Miliband will not break Labour’s union ties
Ed Miliband has promised to mend ties with unions amidst the Falkirk Labour party candidate selection dispute. Allegations that the union Unite is responsible for rigging local elections by paying for people’s memberships in exchange for a secure vote in their favour have arisen from Linda Gow, a Falkirk Labour councillor.
Though he was accused of igniting the matter by involving the police, Miliband pledged to “mend … not end” the party’s historic relationship with the trade unions. However, Len McCluskey, a key leader of Unite, which gave £3.6 million to the Labour party last year, refuses to acknowledge any fault in the matter. In fact, he stated that Ed Miliband should “step back from the brink of a ruinous division” and “playing into the hands” of the Conservative party. Unite supporters believe that they were within their legal rights to secure a local council seat for working class candidates rather than Labour party favourites.

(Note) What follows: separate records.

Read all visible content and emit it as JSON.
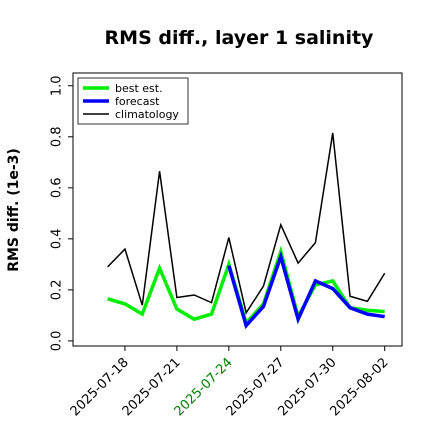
{
  "chart_data": {
    "type": "line",
    "title": "RMS diff., layer 1 salinity",
    "ylabel": "RMS diff. (1e-3)",
    "xlabel": "",
    "ylim": [
      -0.02,
      1.05
    ],
    "yticks": [
      0.0,
      0.2,
      0.4,
      0.6,
      0.8,
      1.0
    ],
    "ytick_labels": [
      "0.0",
      "0.2",
      "0.4",
      "0.6",
      "0.8",
      "1.0"
    ],
    "xlim": [
      "2025-07-15",
      "2025-08-03"
    ],
    "xticks": [
      "2025-07-18",
      "2025-07-21",
      "2025-07-24",
      "2025-07-27",
      "2025-07-30",
      "2025-08-02"
    ],
    "xtick_labels": [
      "2025-07-18",
      "2025-07-21",
      "2025-07-24",
      "2025-07-27",
      "2025-07-30",
      "2025-08-02"
    ],
    "xtick_colors": [
      "#000000",
      "#000000",
      "#008000",
      "#000000",
      "#000000",
      "#000000"
    ],
    "x": [
      "2025-07-17",
      "2025-07-18",
      "2025-07-19",
      "2025-07-20",
      "2025-07-21",
      "2025-07-22",
      "2025-07-23",
      "2025-07-24",
      "2025-07-25",
      "2025-07-26",
      "2025-07-27",
      "2025-07-28",
      "2025-07-29",
      "2025-07-30",
      "2025-07-31",
      "2025-08-01",
      "2025-08-02"
    ],
    "series": [
      {
        "name": "best est.",
        "color": "#00ee00",
        "values": [
          0.165,
          0.145,
          0.105,
          0.285,
          0.125,
          0.085,
          0.105,
          0.3,
          0.07,
          0.145,
          0.35,
          0.095,
          0.22,
          0.235,
          0.13,
          0.12,
          0.115
        ]
      },
      {
        "name": "forecast",
        "color": "#0000ff",
        "values": [
          null,
          null,
          null,
          null,
          null,
          null,
          null,
          0.295,
          0.06,
          0.135,
          0.33,
          0.085,
          0.235,
          0.205,
          0.13,
          0.105,
          0.095
        ]
      },
      {
        "name": "climatology",
        "color": "#000000",
        "values": [
          0.29,
          0.36,
          0.14,
          0.665,
          0.17,
          0.18,
          0.15,
          0.405,
          0.11,
          0.215,
          0.455,
          0.305,
          0.385,
          0.815,
          0.175,
          0.155,
          0.265
        ]
      }
    ],
    "legend": [
      "best est.",
      "forecast",
      "climatology"
    ],
    "legend_position": "top-left",
    "grid": false
  }
}
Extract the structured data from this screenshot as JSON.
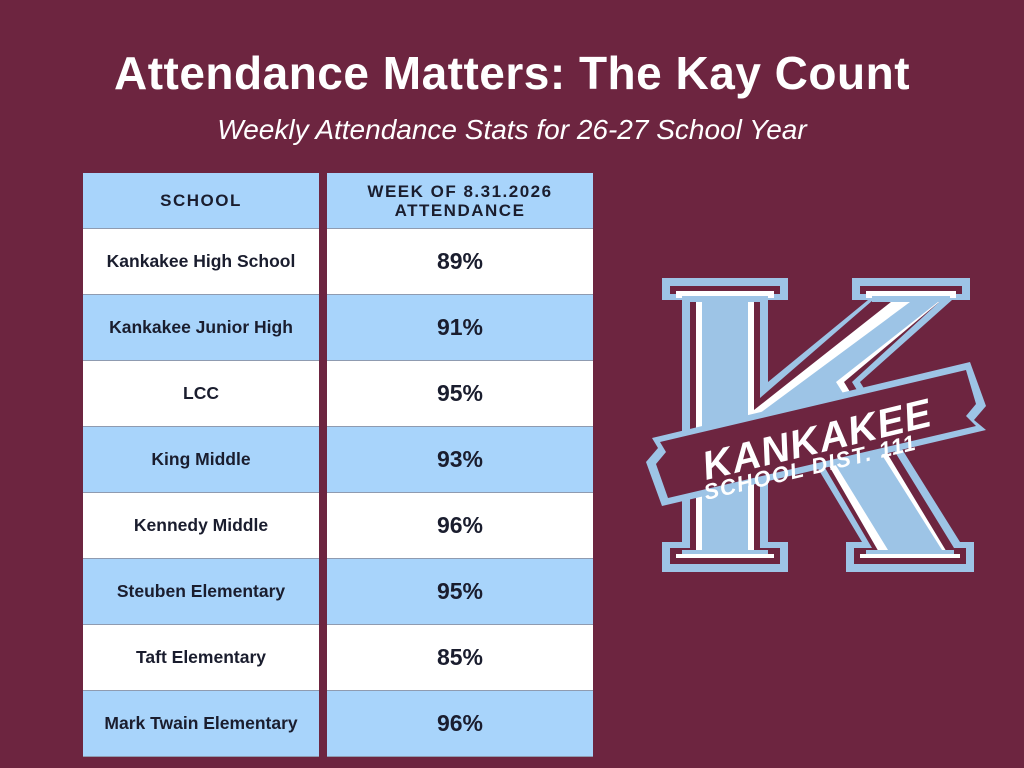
{
  "header": {
    "title": "Attendance Matters: The Kay Count",
    "subtitle": "Weekly Attendance Stats for 26-27 School Year"
  },
  "table": {
    "columns": [
      "SCHOOL",
      "WEEK OF 8.31.2026 ATTENDANCE"
    ],
    "rows": [
      {
        "school": "Kankakee High School",
        "attendance": "89%"
      },
      {
        "school": "Kankakee Junior High",
        "attendance": "91%"
      },
      {
        "school": "LCC",
        "attendance": "95%"
      },
      {
        "school": "King Middle",
        "attendance": "93%"
      },
      {
        "school": "Kennedy Middle",
        "attendance": "96%"
      },
      {
        "school": "Steuben Elementary",
        "attendance": "95%"
      },
      {
        "school": "Taft Elementary",
        "attendance": "85%"
      },
      {
        "school": "Mark Twain Elementary",
        "attendance": "96%"
      }
    ]
  },
  "logo": {
    "letter": "K",
    "banner_line1": "KANKAKEE",
    "banner_line2": "SCHOOL DIST. 111"
  },
  "colors": {
    "background": "#6d2540",
    "light_blue": "#a8d4fb",
    "logo_blue": "#9dc4e6",
    "row_white": "#ffffff",
    "text_dark": "#1a1d2e"
  }
}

In his article in the Observer, Miliband pledged that the way forward was through reforms which would safeguard future selections to be “always fair, open and transparent” so that the Falkirk fiasco would “never happen again”. Though his address hinted at a possible alteration in the relationship between unions and the Labour party, he also stated that “to cut these individuals loose would be to make politics more out of touch, not less, more remote from working people”, vowing to mend the relationship instead.